How about understanding which of your product features clients really want instead of the ones they can only afford to buy, I’ve seen that one answered before with the reward being a reconfigured sales package and a substantial increase in sales. Okay, I’m getting too excited now.
Although, if you think I’m excited, there is very little that compares to the tangible excitement of a business owner who realises for the first time that this data is readily available, and that they are seeing real insights into parts of their business and customer behaviour that they previously did not know existed.
We Have Something for Everyone
Customisable reports in Analytics also offer the opportunity to offer different pieces of segmented data to different levels of the organisation. And this for me is the greatest source of long term Analytics joy.
A good analytics implementation will give you clear insights into the website metrics that affect your business, a great analytics implementation will give every level of your organisation an insight into how their role in the website and related activities affect your business.

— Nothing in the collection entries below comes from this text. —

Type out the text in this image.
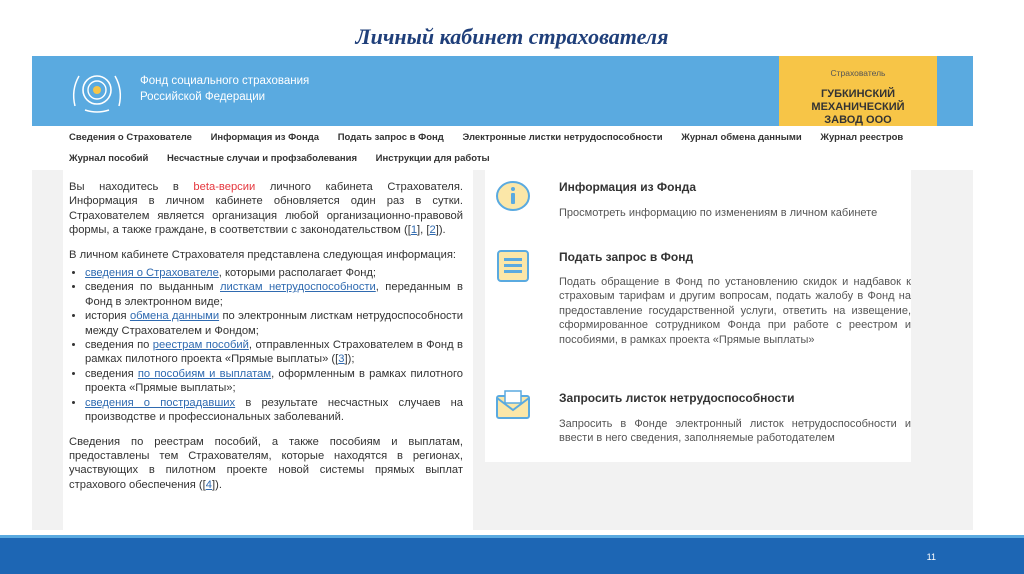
Личный кабинет страхователя
Фонд социального страхования
Российской Федерации
Страхователь
ГУБКИНСКИЙ МЕХАНИЧЕСКИЙ ЗАВОД ООО
Сведения о Страхователе Информация из Фонда Подать запрос в Фонд Электронные листки нетрудоспособности Журнал обмена данными Журнал реестров
Журнал пособий Несчастные случаи и профзаболевания Инструкции для работы

Вы находитесь в beta-версии личного кабинета Страхователя. Информация в личном кабинете обновляется один раз в сутки. Страхователем является организация любой организационно-правовой формы, а также граждане, в соответствии с законодательством ([1], [2]).

В личном кабинете Страхователя представлена следующая информация:

• сведения о Страхователе, которыми располагает Фонд;
• сведения по выданным листкам нетрудоспособности, переданным в Фонд в электронном виде;
• история обмена данными по электронным листкам нетрудоспособности между Страхователем и Фондом;
• сведения по реестрам пособий, отправленных Страхователем в Фонд в рамках пилотного проекта «Прямые выплаты» ([3]);
• сведения по пособиям и выплатам, оформленным в рамках пилотного проекта «Прямые выплаты»;
• сведения о пострадавших в результате несчастных случаев на производстве и профессиональных заболеваний.

Сведения по реестрам пособий, а также пособиям и выплатам, предоставлены тем Страхователям, которые находятся в регионах, участвующих в пилотном проекте новой системы прямых выплат страхового обеспечения ([4]).

Информация из Фонда
Просмотреть информацию по изменениям в личном кабинете
Подать запрос в Фонд
Подать обращение в Фонд по установлению скидок и надбавок к страховым тарифам и другим вопросам, подать жалобу в Фонд на предоставление государственной услуги, ответить на извещение, сформированное сотрудником Фонда при работе с реестром и пособиями, в рамках проекта «Прямые выплаты»
Запросить листок нетрудоспособности
Запросить в Фонде электронный листок нетрудоспособности и ввести в него сведения, заполняемые работодателем
11
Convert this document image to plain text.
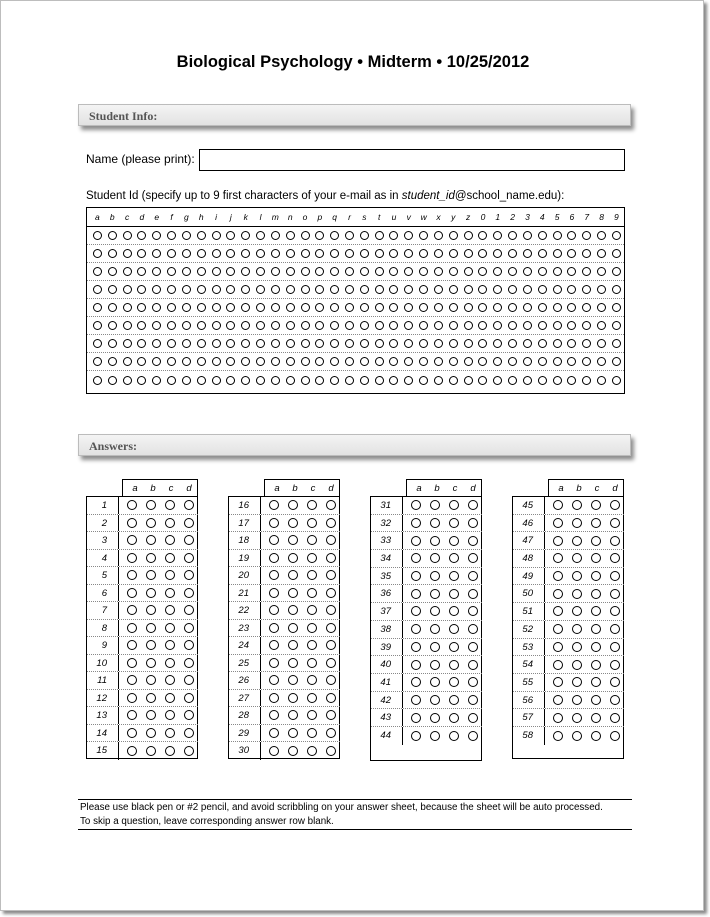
Biological Psychology • Midterm • 10/25/2012
Student Info:
Name (please print):
Student Id (specify up to 9 first characters of your e-mail as in student_id@school_name.edu):
a	b	c	d	e	f	g	h	i	j	k	l	m	n	o	p	q	r	s	t	u	v	w	x	y	z	0	1	2	3	4	5	6	7	8	9
Answers:
a	b	c	d
1
2
3
4
5
6
7
8
9
10
11
12
13
14
15
a	b	c	d
16
17
18
19
20
21
22
23
24
25
26
27
28
29
30
a	b	c	d
31
32
33
34
35
36
37
38
39
40
41
42
43
44
a	b	c	d
45
46
47
48
49
50
51
52
53
54
55
56
57
58
Please use black pen or #2 pencil, and avoid scribbling on your answer sheet, because the sheet will be auto processed.
To skip a question, leave corresponding answer row blank.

A custom report for marketing for instance can deal with the questions users have, what products and content attract them to the website, which pieces of content chase them away, what website content engagements increase their propensity to purchase… the list goes on.
Where Will We Go?
I’m very confident that Analytics and Reporting will continue to grow radically. I’m not going to say that 2011 is the year of analytics, because it doesn’t work like that. The progress companies will make in utilising the services of Analysis and Reporting will be far more subtle, although the improvement to their business will not be as subtle (in a positive way!).
Analysis and Reporting cannot but become more pervasive because of the insight and benefit it provides. It is also never going to become a totally automated process the role of the Analyst will always be critical in this relationship. As good as reporting systems may get they will never really be able to totally investigate, understand and draw conclusions the behaviour of human interaction online. There will always need to be someone with an advanced understanding of how websites, marketing and users all relate to each other and work.
One of the simple and most important things about Analytics and Reporting is that it removes much of the guess work. The kind of guess work you get in Agency and Client Company meetings where everyone has a shot at second guessing the needs of the customer, and the opinion that wins is generally directly related to the rank of the owner of that opinions position in the Organisation. With good Analysis and Reporting you should have a clear view of the customer’s needs and at the end of the day no-one out ranks the customer.